At a design level, the objects you construct are reflective of your stored data. So a structural difference can occur. These are also handled for you within ORM solutions, but you would be forced to do the same within a DAL. For example, within your OO code it would be nice to implement proper inheritance, but that does not covert easily into something relational.
I just wanted to point out that ORM is a term coined to push products that automate a lot of what you would already have to do within your DAL. The ORM solutions will make life easier and provide a large number of quality/performance benefits. But that doesn't change the fact that one of the major components of your DAL is creating your own ORM.

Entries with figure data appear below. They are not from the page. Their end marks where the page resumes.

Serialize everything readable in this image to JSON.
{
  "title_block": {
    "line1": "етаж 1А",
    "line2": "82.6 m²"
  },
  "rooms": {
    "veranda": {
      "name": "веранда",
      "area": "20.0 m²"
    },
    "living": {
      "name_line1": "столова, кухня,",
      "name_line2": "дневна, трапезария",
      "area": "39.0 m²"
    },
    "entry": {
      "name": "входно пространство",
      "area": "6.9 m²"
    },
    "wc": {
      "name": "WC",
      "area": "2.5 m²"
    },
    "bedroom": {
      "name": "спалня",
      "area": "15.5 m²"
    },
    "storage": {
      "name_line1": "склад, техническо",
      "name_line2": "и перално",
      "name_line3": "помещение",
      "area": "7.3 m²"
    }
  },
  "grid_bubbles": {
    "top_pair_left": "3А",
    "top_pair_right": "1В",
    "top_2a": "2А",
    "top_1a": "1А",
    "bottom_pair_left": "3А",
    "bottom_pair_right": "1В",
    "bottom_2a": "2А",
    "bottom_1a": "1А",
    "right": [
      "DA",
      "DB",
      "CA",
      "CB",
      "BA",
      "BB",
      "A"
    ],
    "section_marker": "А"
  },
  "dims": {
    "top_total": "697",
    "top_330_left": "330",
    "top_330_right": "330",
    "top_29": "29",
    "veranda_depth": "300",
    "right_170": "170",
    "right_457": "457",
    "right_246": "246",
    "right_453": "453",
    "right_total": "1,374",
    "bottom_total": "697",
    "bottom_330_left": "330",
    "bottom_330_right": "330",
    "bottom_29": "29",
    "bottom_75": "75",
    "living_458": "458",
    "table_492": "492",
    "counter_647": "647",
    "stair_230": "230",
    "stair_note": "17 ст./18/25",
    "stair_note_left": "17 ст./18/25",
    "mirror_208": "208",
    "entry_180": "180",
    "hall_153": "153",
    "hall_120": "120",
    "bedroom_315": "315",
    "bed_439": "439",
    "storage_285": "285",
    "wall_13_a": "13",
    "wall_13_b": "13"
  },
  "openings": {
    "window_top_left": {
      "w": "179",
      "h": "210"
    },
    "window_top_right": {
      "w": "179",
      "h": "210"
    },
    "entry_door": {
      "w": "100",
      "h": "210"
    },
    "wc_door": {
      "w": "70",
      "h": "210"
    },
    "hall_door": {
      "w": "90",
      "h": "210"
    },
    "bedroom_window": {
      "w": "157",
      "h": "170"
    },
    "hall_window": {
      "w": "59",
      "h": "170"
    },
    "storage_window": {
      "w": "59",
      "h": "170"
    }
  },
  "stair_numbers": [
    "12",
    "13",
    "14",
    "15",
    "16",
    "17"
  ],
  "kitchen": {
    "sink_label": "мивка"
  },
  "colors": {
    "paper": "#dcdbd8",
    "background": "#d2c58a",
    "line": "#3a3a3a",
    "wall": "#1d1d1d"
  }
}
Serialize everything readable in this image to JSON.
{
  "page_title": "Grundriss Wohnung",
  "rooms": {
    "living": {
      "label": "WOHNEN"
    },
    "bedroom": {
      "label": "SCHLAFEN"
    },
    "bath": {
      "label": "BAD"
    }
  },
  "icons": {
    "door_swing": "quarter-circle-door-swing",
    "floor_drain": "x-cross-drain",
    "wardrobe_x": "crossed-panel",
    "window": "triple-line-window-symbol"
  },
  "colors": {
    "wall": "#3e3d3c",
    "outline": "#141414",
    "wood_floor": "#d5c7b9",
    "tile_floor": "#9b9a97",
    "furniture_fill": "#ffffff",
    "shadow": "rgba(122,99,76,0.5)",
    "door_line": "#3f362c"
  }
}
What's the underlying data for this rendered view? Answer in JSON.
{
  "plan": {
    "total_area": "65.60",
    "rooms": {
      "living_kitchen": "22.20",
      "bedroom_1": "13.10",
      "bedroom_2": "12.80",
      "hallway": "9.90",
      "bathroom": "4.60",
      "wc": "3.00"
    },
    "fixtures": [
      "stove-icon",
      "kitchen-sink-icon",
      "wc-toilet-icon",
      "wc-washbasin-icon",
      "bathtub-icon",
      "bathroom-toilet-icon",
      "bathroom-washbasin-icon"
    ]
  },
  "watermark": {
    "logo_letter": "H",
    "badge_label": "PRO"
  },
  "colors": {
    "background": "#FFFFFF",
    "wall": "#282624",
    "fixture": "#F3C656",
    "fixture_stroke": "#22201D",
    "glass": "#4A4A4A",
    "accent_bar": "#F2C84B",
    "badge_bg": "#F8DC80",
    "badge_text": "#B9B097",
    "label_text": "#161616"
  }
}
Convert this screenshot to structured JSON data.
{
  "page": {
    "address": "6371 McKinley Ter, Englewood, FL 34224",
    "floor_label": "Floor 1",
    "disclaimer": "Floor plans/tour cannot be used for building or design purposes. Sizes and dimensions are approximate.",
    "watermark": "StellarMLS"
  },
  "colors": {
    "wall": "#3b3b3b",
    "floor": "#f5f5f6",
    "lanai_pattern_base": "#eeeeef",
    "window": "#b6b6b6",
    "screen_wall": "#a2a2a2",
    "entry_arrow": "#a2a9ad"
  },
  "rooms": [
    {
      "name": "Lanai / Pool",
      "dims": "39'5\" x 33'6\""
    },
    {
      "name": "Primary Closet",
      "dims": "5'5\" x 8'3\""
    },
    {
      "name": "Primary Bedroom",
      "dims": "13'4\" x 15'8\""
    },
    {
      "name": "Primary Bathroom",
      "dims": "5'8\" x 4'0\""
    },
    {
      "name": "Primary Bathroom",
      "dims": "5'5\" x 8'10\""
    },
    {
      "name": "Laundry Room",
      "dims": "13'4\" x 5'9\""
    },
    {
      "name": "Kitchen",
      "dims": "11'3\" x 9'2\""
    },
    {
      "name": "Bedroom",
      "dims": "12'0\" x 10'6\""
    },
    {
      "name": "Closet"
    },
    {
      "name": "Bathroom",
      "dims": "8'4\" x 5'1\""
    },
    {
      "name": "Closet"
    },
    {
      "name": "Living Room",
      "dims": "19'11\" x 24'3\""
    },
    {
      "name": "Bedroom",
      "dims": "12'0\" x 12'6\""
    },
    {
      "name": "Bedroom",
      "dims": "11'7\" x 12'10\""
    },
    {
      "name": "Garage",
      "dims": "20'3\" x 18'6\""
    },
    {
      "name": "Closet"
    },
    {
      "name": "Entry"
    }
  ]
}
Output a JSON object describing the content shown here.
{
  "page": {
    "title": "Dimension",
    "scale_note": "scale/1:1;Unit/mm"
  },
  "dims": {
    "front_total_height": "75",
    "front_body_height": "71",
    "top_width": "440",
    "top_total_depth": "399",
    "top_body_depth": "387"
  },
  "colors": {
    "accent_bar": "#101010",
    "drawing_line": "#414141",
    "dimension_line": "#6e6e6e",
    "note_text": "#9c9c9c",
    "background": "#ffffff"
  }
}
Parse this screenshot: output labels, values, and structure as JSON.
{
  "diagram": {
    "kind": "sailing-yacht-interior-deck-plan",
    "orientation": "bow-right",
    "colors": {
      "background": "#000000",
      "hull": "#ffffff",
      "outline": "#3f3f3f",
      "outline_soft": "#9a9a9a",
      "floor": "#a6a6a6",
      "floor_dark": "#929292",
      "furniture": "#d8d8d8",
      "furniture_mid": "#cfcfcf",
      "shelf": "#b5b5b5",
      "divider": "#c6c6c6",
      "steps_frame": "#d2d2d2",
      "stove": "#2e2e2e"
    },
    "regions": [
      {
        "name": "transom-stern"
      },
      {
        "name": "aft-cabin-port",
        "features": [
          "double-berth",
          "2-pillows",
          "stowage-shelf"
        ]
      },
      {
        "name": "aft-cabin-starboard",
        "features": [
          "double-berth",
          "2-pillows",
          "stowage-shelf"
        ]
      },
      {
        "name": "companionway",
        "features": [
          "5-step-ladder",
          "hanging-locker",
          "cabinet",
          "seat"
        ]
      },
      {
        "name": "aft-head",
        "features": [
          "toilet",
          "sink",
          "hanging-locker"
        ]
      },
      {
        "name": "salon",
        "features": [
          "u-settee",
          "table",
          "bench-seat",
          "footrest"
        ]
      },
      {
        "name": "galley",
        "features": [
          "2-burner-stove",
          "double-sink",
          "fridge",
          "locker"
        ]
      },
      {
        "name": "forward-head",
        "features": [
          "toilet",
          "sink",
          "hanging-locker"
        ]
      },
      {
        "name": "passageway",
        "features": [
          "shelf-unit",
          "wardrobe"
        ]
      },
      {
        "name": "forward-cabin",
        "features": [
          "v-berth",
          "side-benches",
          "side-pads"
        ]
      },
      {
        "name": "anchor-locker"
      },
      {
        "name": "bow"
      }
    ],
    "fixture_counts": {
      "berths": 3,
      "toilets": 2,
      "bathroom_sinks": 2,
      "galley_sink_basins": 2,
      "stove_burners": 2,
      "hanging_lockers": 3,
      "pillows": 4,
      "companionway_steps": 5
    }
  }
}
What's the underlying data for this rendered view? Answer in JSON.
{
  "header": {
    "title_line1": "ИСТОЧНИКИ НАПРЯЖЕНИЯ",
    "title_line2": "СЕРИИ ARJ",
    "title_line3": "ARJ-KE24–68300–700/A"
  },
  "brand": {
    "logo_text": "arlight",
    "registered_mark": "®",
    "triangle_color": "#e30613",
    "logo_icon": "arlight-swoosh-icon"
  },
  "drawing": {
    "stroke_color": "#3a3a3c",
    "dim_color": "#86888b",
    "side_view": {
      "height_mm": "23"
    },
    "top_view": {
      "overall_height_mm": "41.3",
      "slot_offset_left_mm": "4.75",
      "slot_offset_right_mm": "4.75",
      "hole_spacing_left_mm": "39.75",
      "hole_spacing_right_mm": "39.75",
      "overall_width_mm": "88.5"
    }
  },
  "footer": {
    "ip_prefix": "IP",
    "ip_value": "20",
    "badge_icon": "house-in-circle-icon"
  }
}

ORM didn't exist when I started programming. When the first ORMs came out, they were external tools used to create the DAL. Now days, DAL and ORM have intermingled. That's why a lot of developers use the terms interchangeably.
The most well known example of an ORM that functions as a DAL is NHibernate. Other examples are Subsonic and CSLA.NET. These are all .NET tools. IIRC, ORM tools started in the Java world. Other technologies stacks then copied what Java has done.